Cost-Effectiveness Analysis
The cost-effectiveness study revealed that each unit increase in hemoglobin levels cost Rs. 1,138.30, with a total intervention cost of Rs. 226,523, averaging Rs. 1,921.30 per patient (Table 6).
Clinical Observations
Clinical observations of adverse events showed that out of 93 cases, 74 patients experienced hypertension, 15 had hypotension, 3 had fever and chills, and 1 had hypothermia, with hypertension being the most common (Figure 7).

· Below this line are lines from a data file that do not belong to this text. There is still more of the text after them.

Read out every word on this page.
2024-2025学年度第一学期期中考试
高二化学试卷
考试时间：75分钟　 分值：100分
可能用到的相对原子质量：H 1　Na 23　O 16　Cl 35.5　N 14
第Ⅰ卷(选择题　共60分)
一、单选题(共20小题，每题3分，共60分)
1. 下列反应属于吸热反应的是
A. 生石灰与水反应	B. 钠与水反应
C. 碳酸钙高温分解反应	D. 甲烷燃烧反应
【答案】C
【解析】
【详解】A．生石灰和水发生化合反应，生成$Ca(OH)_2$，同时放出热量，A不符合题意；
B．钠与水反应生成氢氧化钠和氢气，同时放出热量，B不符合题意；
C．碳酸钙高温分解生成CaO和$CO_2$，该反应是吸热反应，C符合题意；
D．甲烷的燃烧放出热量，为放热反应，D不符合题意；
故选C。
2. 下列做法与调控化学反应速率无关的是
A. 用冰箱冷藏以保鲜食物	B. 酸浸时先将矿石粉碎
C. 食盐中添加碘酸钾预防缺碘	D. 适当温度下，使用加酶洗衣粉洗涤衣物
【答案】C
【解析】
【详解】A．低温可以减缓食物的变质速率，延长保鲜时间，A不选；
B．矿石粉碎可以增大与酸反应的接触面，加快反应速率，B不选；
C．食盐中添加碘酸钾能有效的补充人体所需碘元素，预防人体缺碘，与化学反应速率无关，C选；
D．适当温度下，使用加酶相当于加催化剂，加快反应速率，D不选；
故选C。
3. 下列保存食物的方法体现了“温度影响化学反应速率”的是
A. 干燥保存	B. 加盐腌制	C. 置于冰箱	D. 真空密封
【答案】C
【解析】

In a similar vein, Takahiro Kuragano, et. al., discovered that patients with hemoglobin levels less than 10 g/dL were more likely to begin iron therapy, including intravenous iron, with 37.1% of patients undergoing anemia treatment within a year. Kuragano's study's cumulative incidence of therapy initiation emphasizes how crucial prompt iron supplementation is in halting the progression of anemia in individuals with chronic kidney disease.11
Conclusion
The study demonstrates the significant impact of single-dose Intravenous Iron therapy on hemoglobin levels and related outcomes in hospitalized Chronic Kidney Disease (CKD) patients. The treatment resulted in substantial improvements in hemoglobin and Iron-related measures such as ferritin, and there was a positive association between post-therapy ferritin levels and hemoglobin improvement. Common comorbidities such as hypertension and diabetes were prevalent, and anemia emerged as a strong predictor of poor outcomes. The findings underscore the importance of early iron medication in reducing anemia risks, with manageable reported adverse events, highlighting the therapy's efficacy and safety in CKD management. Furthermore, our cost-effectiveness analysis demonstrates that the intervention provided significant health benefits at a reasonable cost per patient.